WHY IS IT IMPORTANT?

1. McAfee published a series of video messages, where he continued to insist that Bitfi is "unhackable" because it "uses blockchain" as well as the device has "no memory" and there is nothing to break. That’s why getting root access, in his opinion, is absolutely useless and does not help to steal money from the wallet. In addition, he called everyone who uses two-factor authentication idiots (and told how easy it is to perform a SIM swap attack these days, or basically to, re-issue the victim's SIM card by contacting the operator and applying social engineering or cloning the SIM).

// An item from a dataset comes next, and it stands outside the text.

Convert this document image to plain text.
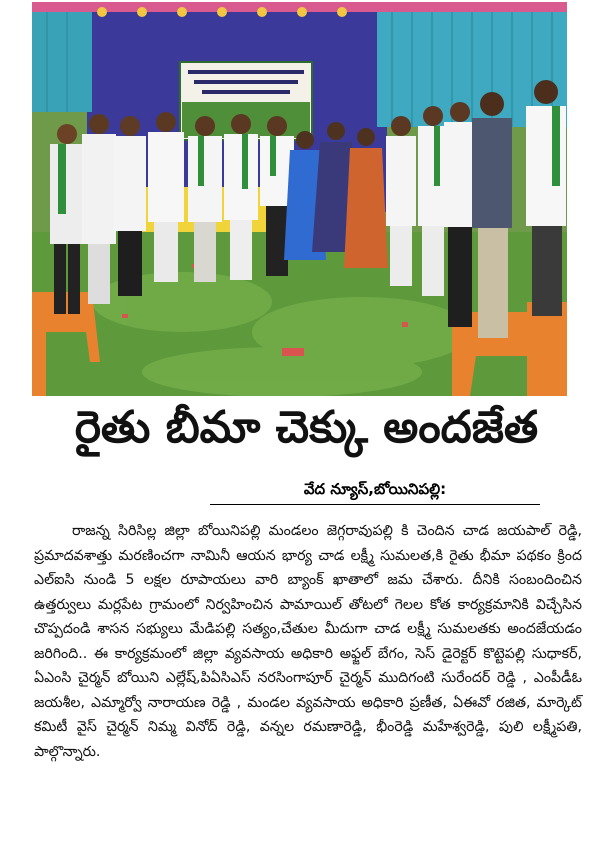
రైతు బీమా చెక్కు అందజేత
వేద న్యూస్,బోయినిపల్లి:
రాజన్న సిరిసిల్ల జిల్లా బోయినిపల్లి మండలం జెగ్గరావుపల్లి కి చెందిన చాడ జయపాల్ రెడ్డి, ప్రమాదవశాత్తు మరణించగా నామినీ ఆయన భార్య చాడ లక్ష్మీ సుమలత,కి రైతు భీమా పథకం క్రింద ఎల్ఐసి నుండి 5 లక్షల రూపాయలు వారి బ్యాంక్ ఖాతాలో జమ చేశారు. దీనికి సంబందించిన ఉత్తర్వులు మర్లపేట గ్రామంలో నిర్వహించిన పామాయిల్ తోటలో గెలల కోత కార్యక్రమానికి విచ్చేసిన చొప్పదండి శాసన సభ్యులు మేడిపల్లి సత్యం,చేతుల మీదుగా చాడ లక్ష్మీ సుమలతకు అందజేయడం జరిగింది.. ఈ కార్యక్రమంలో జిల్లా వ్యవసాయ అధికారి అఫ్జల్ బేగం, సెస్ డైరెక్టర్ కొట్టెపల్లి సుధాకర్, ఏఎంసి చైర్మన్ బోయిని ఎల్లేష్,పిఏసిఎస్ నరసింగాపూర్ చైర్మన్ ముదిగంటి సురేందర్ రెడ్డి , ఎంపీడీఓ జయశీల, ఎమ్మార్వో నారాయణ రెడ్డి , మండల వ్యవసాయ అధికారి ప్రణీత, ఏఈవో రజిత, మార్కెట్ కమిటీ వైస్ చైర్మన్ నిమ్మ వినోద్ రెడ్డి, వన్నల రమణారెడ్డి, భీంరెడ్డి మహేశ్వరెడ్డి, పులి లక్ష్మీపతి, పాల్గొన్నారు.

2. Previously, information security experts stated that the "unhackable” Bitfi is built on the basis of the primitive Android smartphone, with some components removed (generally directly responsible for cellular communication). It turned out that Bitfi operates on the basis of Mediatek MT6580 and device, in fact, repeats the structure of many smartphones. At the same time, Bitfi costs $150, while in reality, such hardware can hardly cost more than $35. Later, specialists managed to get the root access to the device, and hacked wallet continued to work, contacting the back-end and allowing to enter the Bitfi account. In response to these publications by IB-specialists, John McAfee first called all the allegations groundless and said that these are the machinations of monopoly competitors.